Even though numerological mysticism which is often encountered in the Ars Antiqua seems to have been of minor importance in musical composition from the 14th century onwards, there have been attempts to interpret the motet's texture and design from a symbolic-mystical viewpoint. Dufay is known to have utilised similar devices such as gematria (a system of number symbolism drawn from the Pythagorean corpus) in other nuptial compositions. The tenor line singing the Cantus firmus in Vasilissa ergo gaude consists of a total of 2x49 notes plus the two closing notes, which add to a total of 100 notes. It has been suggested that this number implies the medieval symbolism for repentance which leads to absolute unity. It has further been proposed that the number 100 should be related to the total of 700 or else 7x100 notes of the remaining three voices, alluding to the sacred number 7. The sum total of notes in the motet is 800 and this has been interpreted as an allusion to the number 8. In medieval numerology, 8 signified eternity, understood in the context of Dufay's motet as eternal stability.

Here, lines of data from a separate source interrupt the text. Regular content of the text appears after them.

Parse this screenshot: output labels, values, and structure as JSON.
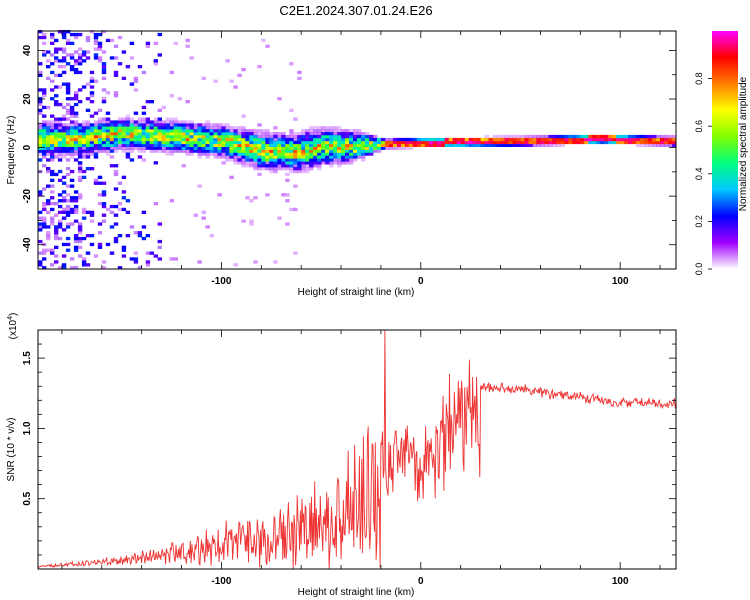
{
  "title": "C2E1.2024.307.01.24.E26",
  "chart_data": [
    {
      "type": "heatmap",
      "title": "",
      "xlabel": "Height of straight line (km)",
      "ylabel": "Frequency (Hz)",
      "xlim": [
        -192,
        128
      ],
      "ylim": [
        -50,
        48
      ],
      "xticks": [
        -100,
        0,
        100
      ],
      "yticks": [
        -40,
        -20,
        0,
        20,
        40
      ],
      "colorbar": {
        "label": "Normalized spectral amplitude",
        "range": [
          0,
          1
        ],
        "ticks": [
          0.0,
          0.2,
          0.4,
          0.6,
          0.8
        ],
        "tick_labels": [
          "0.0",
          "0.2",
          "0.4",
          "0.6",
          "0.8"
        ],
        "colormap": [
          "#ffffff",
          "#a000ff",
          "#0000ff",
          "#00c8ff",
          "#00ff80",
          "#80ff00",
          "#ffff00",
          "#ff8000",
          "#ff0000",
          "#ff00ff"
        ]
      },
      "ridge": [
        {
          "x": -175,
          "f": 3,
          "w": 5
        },
        {
          "x": -150,
          "f": 5,
          "w": 5
        },
        {
          "x": -125,
          "f": 4,
          "w": 5
        },
        {
          "x": -100,
          "f": 2,
          "w": 5
        },
        {
          "x": -80,
          "f": -2,
          "w": 6
        },
        {
          "x": -65,
          "f": -3,
          "w": 6
        },
        {
          "x": -50,
          "f": 0,
          "w": 6
        },
        {
          "x": -35,
          "f": 0,
          "w": 5
        },
        {
          "x": -20,
          "f": 1,
          "w": 2
        },
        {
          "x": 0,
          "f": 1.5,
          "w": 2
        },
        {
          "x": 50,
          "f": 2,
          "w": 2
        },
        {
          "x": 90,
          "f": 3,
          "w": 2
        },
        {
          "x": 128,
          "f": 2,
          "w": 2
        }
      ]
    },
    {
      "type": "line",
      "title": "",
      "xlabel": "Height of straight line (km)",
      "ylabel": "SNR (10 * v/v)",
      "y_scale_label": "(x10",
      "y_scale_exp": "4",
      "xlim": [
        -192,
        128
      ],
      "ylim": [
        0,
        17000
      ],
      "xticks": [
        -100,
        0,
        100
      ],
      "yticks": [
        5000,
        10000,
        15000
      ],
      "ytick_labels": [
        "0.5",
        "1.0",
        "1.5"
      ],
      "series": [
        {
          "color": "#ee3333",
          "x": [
            -192,
            -170,
            -150,
            -130,
            -110,
            -90,
            -70,
            -55,
            -45,
            -35,
            -28,
            -22,
            -18,
            -12,
            -6,
            0,
            6,
            12,
            20,
            28,
            35,
            50,
            70,
            90,
            100,
            110,
            128
          ],
          "y": [
            200,
            500,
            800,
            1300,
            2200,
            3000,
            3800,
            4500,
            5000,
            6500,
            8000,
            9500,
            9000,
            8800,
            9500,
            8000,
            10000,
            11500,
            12500,
            13000,
            13200,
            13000,
            12600,
            12300,
            12000,
            12100,
            12000
          ],
          "spike": {
            "x": -18,
            "y": 17000
          }
        }
      ]
    }
  ]
}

All these numerical symbolisms must have had a particular significance in view of the politically motivated marriage between Cleofa Malatesta and Theodore Palaiologos. The marriage was arranged as part of a series of diplomatic gestures between Cleofa's uncle Pope Martin V and the Byzantine emperor. It was hoped that it would facilitate reunification between the Roman Catholic and the Eastern Orthodox Church (cf. Council of Florence).